ABD’de kış soğuğunun yerini yaz sıcaklarına bırakması gerekirken, dondurucu soğuk havalar devam etti. Mayıs ayı normal koşullar altında ara sıra biraz serin olabilir, ancak 1816’da ABD’nin doğu eyaletlerinin çoğunda don devam etti ve Haziran ayında kar yağdı. Pensilvanya’daki nehirler Temmuz ayında hala donmuş durumdaydı.
Avrupa ise şiddetli yağmurlara maruz kaldı. İrlanda’da arka arkaya sekiz hafta boyunca yağmur durmadı. O dönemde Büyük Britanya’nın büyükelçisi olan ve Londra’da yaşayan eski ABD Başkanı John Quincy Adams, günlüğünde, Temmuz başında evden çıkamamasına neden olan soğuk hava, sağanak yağmur ve gök gürültüsünden yakınıyordu.
Küresel sıcaklık düşüşünün etkileri, olağan muson mevsiminin kesintiye uğradığı ve kuraklıklara yol açan Asya’ya bile sıçradı.
Mevsim dışı hava koşullarının bir sonucu olarak, birçok bölgede mahsul toplanamadı. Don olayları ve yoğun yağmurlar, ekinler ve meyveler için ciddi sorunlar yarattı. Asya’daki mahsuller için sorun, yağmur eksikliği ve geciken muson mevsiminin neden olduğu kuraklıktı. Kötü hasat, Kuzey Yarımküre’de etkilenen bölgelerin çoğunda kıtlığa yol açtı.
1816 Yazsız Yılı: Neden böyle oldu?
Bu olağandışı havanın kökeni, bir yıl öncesine, Endonezya’nın bir adası olan Sumbawa’ya dayanıyor. Bu adada, 5 Nisan 1815’te stratovolkan Tambora Dağı şiddetli bir şekilde patlamaya başladı.
Volkanik patlamalar gezegenin iklimini aylarca etkileyebilir.
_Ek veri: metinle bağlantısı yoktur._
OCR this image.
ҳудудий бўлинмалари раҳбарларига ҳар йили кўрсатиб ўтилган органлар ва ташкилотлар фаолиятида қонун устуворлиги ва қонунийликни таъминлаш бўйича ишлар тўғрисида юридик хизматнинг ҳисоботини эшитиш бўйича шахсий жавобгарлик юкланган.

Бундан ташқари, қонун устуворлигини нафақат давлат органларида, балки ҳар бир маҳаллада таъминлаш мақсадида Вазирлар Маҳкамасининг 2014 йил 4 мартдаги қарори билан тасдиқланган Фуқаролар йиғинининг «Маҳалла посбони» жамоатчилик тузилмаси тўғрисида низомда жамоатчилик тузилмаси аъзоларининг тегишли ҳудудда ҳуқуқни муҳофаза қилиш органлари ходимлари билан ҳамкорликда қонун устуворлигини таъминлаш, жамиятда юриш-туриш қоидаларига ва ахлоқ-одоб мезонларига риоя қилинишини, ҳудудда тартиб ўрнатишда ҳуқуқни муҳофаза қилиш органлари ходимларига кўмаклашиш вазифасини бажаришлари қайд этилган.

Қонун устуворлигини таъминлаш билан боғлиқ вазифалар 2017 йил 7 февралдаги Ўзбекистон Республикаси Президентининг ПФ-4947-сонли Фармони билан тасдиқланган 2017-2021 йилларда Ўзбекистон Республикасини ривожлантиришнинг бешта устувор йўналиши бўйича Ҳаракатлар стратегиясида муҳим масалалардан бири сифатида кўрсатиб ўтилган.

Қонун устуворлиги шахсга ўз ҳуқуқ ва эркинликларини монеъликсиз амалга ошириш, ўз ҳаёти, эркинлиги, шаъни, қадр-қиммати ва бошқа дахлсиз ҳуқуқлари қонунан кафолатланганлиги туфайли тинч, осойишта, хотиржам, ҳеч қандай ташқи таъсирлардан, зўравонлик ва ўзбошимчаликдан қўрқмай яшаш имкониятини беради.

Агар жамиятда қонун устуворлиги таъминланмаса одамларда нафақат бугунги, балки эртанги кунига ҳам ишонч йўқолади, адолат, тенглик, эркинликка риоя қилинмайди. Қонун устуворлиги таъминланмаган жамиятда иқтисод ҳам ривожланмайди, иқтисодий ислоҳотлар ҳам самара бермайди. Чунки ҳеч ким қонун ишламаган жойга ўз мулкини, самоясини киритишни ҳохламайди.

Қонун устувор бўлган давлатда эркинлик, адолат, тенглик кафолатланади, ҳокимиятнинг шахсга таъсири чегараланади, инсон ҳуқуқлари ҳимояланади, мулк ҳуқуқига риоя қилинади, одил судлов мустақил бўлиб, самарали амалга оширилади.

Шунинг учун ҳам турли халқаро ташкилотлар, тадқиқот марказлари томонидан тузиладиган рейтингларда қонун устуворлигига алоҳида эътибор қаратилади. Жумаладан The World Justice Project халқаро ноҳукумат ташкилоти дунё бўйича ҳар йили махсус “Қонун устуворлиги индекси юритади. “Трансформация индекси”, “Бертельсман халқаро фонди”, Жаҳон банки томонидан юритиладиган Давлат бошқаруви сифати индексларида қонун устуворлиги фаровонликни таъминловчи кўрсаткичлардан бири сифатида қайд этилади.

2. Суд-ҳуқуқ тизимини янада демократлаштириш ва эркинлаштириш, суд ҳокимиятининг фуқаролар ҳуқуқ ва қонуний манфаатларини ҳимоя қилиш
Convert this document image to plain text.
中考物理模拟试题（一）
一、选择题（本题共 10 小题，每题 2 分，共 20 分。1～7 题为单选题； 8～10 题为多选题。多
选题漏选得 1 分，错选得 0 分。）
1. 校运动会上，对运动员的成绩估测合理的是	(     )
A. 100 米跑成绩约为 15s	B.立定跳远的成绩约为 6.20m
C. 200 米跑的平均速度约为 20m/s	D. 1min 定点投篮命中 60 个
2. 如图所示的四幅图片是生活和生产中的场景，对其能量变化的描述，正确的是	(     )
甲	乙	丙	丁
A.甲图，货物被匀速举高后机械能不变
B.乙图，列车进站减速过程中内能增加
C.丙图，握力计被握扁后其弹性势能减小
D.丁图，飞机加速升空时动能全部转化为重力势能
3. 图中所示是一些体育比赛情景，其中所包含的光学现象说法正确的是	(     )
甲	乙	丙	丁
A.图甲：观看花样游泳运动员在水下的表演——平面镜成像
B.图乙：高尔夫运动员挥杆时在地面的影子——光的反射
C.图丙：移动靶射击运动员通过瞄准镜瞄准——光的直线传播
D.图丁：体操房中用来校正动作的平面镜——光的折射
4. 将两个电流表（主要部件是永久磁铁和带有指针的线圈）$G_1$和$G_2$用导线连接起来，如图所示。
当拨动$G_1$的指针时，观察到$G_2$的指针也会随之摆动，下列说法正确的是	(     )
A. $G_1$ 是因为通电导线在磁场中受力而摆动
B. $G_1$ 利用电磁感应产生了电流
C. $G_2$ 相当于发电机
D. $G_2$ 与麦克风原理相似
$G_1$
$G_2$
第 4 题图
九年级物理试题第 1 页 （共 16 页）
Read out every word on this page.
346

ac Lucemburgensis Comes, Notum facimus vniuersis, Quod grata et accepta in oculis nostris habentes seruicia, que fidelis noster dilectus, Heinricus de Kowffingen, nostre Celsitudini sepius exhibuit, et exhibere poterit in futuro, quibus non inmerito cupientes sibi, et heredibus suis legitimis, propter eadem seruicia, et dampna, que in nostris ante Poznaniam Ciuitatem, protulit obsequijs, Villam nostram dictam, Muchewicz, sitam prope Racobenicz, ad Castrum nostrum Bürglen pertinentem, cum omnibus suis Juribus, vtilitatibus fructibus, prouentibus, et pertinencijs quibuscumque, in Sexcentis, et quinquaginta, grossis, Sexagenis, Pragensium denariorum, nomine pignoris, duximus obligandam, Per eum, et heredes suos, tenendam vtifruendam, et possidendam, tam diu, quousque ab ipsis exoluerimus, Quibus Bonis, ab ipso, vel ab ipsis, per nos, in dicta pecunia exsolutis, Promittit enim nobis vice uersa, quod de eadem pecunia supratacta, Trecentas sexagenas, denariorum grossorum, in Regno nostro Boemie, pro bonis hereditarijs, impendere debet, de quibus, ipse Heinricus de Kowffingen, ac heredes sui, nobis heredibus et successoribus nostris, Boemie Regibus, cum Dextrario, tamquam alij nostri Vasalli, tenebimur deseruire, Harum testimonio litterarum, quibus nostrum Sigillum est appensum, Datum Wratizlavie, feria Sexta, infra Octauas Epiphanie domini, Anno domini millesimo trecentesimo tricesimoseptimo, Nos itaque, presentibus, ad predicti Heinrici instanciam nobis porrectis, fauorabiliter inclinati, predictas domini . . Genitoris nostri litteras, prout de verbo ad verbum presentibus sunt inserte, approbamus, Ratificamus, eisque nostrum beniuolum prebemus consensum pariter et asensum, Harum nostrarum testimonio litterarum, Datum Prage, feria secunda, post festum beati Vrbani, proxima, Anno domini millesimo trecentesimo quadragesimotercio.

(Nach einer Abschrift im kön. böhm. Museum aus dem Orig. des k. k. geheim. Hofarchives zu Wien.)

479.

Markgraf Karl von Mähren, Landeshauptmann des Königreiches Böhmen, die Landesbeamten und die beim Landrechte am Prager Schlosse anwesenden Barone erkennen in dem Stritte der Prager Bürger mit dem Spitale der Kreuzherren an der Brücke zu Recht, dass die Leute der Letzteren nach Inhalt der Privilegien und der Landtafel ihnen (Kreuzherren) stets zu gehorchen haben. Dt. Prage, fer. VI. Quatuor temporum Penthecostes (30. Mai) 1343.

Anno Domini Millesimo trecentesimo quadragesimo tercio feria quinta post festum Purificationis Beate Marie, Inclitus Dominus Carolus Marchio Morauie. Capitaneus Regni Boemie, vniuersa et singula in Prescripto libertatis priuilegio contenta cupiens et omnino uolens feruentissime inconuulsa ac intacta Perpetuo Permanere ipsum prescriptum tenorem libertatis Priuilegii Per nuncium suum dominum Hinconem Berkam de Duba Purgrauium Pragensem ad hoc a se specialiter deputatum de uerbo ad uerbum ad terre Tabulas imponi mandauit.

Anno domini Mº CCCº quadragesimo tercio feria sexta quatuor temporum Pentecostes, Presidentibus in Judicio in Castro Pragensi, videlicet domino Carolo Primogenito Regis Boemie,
Bu, küçük, hafif kül parçacıklarının stratosferde kalması ve sonunda güneş ışığını engellemesi soğumaya yol açabilir. Aynı zamanda bu sıcaklık düşüşleri, kükürt dioksit yayan patlamaların da sonucu olabilir. Bu, stratosferdeki suyla birleşerek sülfürik asit oluşturur, bu da normalde gezegeni ısıtması gereken gelen güneş ışınımını yansıtır.
Kayıtlı tarihteki en güçlü patlamalardan biri olan Tambora Dağı patlamasının boyutu sebebiyle, 1816’da görülen koşulların bunun sonucu olabileceğinden uzun zaman boyunca şüpheleniliyordu, ancak etkisinin tam boyutu belli değildi.
2019’da yer bilimci Dr. Andrew Schurer ve meslektaşları, yanardağ patlaması olmasaydı havanın nasıl olabileceğini incelemek için iklim modellerini kullandılar. Her ne kadar sonuç 1816’nın Avrupa’da hala alışılmadık derecede yağışlı bir yıl olabileceğini öne sürse de model, sıcaklıkları bu kadar soğuk yapan şeyin patlama olduğunu gösteriyordu.
Schurer, yaptığı açıklamada, “İklim modellerine volkanik zorlamanın dahil edilmesi soğumayı açıklayabilir ve bunun aşırı soğuk sıcaklık olasılığını 100 kata kadar artırdığını tahmin ediyoruz” dedi ve ekledi: “Volkanik zorlama olmadan, bu kadar ıslak olma ihtimali daha düşük, bu kadar soğuk olma ihtimali ise oldukça düşük.”